My lips parted of their own accord and I felt the pressure of his mouth increase the tiniest bit. His arm tightened around me then the other one came into play, his hand sliding beneath my robe and around my waist, drawing me into his embrace.
Excitement jumped along my nerves when I felt the tip of his tongue slip slowly between my lips. Opening my mouth a little wider, I welcomed it, felt its silky length slide along mine. It felt warm and wet and erotic and he tasted like coffee mixed with something sweet.
Once again, I fisted my fingers in his hair, this time holding his head to mine. I felt as much as heard his groan. It hummed along my tongue then all the way down to my toes. One of his hands came up to cup the back of my head as he deepened the kiss. He turned his head to the side and plundered my mouth, his tongue licking along mine, coaxing it into his mouth.

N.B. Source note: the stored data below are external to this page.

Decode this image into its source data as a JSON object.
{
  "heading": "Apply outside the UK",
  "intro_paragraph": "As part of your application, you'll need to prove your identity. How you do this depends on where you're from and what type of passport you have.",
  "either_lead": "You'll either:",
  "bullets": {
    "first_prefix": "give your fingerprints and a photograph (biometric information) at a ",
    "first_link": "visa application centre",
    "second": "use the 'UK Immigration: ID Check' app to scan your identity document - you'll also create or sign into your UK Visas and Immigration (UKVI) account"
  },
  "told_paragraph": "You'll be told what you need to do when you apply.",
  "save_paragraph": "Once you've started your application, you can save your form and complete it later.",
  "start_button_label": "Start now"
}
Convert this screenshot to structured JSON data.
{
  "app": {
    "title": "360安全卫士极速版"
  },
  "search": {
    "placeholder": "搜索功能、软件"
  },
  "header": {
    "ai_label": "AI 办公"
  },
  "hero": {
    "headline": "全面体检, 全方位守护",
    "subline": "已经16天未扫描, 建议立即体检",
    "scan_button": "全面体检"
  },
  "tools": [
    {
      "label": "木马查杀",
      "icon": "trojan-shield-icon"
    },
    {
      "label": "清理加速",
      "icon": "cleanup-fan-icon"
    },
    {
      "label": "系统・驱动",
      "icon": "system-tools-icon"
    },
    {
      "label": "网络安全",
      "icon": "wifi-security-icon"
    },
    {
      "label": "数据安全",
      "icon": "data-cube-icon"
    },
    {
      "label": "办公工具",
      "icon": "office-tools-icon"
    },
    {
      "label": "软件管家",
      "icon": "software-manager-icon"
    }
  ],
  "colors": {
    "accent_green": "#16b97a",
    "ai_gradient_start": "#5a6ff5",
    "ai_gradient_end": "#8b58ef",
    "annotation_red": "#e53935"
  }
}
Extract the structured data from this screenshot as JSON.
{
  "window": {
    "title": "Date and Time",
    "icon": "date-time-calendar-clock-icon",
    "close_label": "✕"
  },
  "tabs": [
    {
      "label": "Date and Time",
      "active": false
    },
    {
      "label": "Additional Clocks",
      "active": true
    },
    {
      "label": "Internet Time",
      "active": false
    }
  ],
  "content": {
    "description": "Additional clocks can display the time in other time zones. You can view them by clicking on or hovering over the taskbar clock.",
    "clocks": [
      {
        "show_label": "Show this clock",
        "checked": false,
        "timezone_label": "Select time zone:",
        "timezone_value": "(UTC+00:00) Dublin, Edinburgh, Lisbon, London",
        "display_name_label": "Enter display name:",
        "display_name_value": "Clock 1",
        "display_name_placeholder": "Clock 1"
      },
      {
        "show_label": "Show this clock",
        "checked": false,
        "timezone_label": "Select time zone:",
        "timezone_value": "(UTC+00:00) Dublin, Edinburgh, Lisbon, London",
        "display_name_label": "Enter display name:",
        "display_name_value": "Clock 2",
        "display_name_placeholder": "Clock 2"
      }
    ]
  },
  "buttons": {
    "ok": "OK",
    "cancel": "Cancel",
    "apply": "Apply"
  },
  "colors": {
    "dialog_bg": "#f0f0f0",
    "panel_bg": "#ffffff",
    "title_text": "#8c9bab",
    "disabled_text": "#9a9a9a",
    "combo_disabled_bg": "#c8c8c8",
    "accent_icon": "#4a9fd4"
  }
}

Then, just as I was about to be swept away, his lips were gone. For a moment, I felt the sting of loss, but then he rested his cheek against mine and I was caught up in the prickle of his stubble. It sent a shower of cold chills down
my neck and shoulders and his warm breath tickled my ear. I noticed with some satisfaction that his breathing was as ragged as mine.
“Carson,” he whispered, his voice a rough caress that I felt flutter in my stomach.
He held me like that for several long minutes, until our breathing returned to normal.
“You’re freezing,” he observed, running his hands up and down my wet back.
I certainly wasn’t aware of the cold; I was warmer than I could ever remember being. But I wasn’t about to argue when he scooped me up into his arms and carried me inside.
He walked through the kitchen into my room and then into the adjoining bathroom where he gently set me on my feet next to the shower. My heart was thundering nervously in my ears and my hands were shaking as I lowered them from his neck to his chest.
Suddenly self-conscious, I hesitantly raised my eyes to his. In my peripheral vision, I saw him reach behind the curtain and then I heard the spray of water as it beat against the shower walls. His eyes never left mine.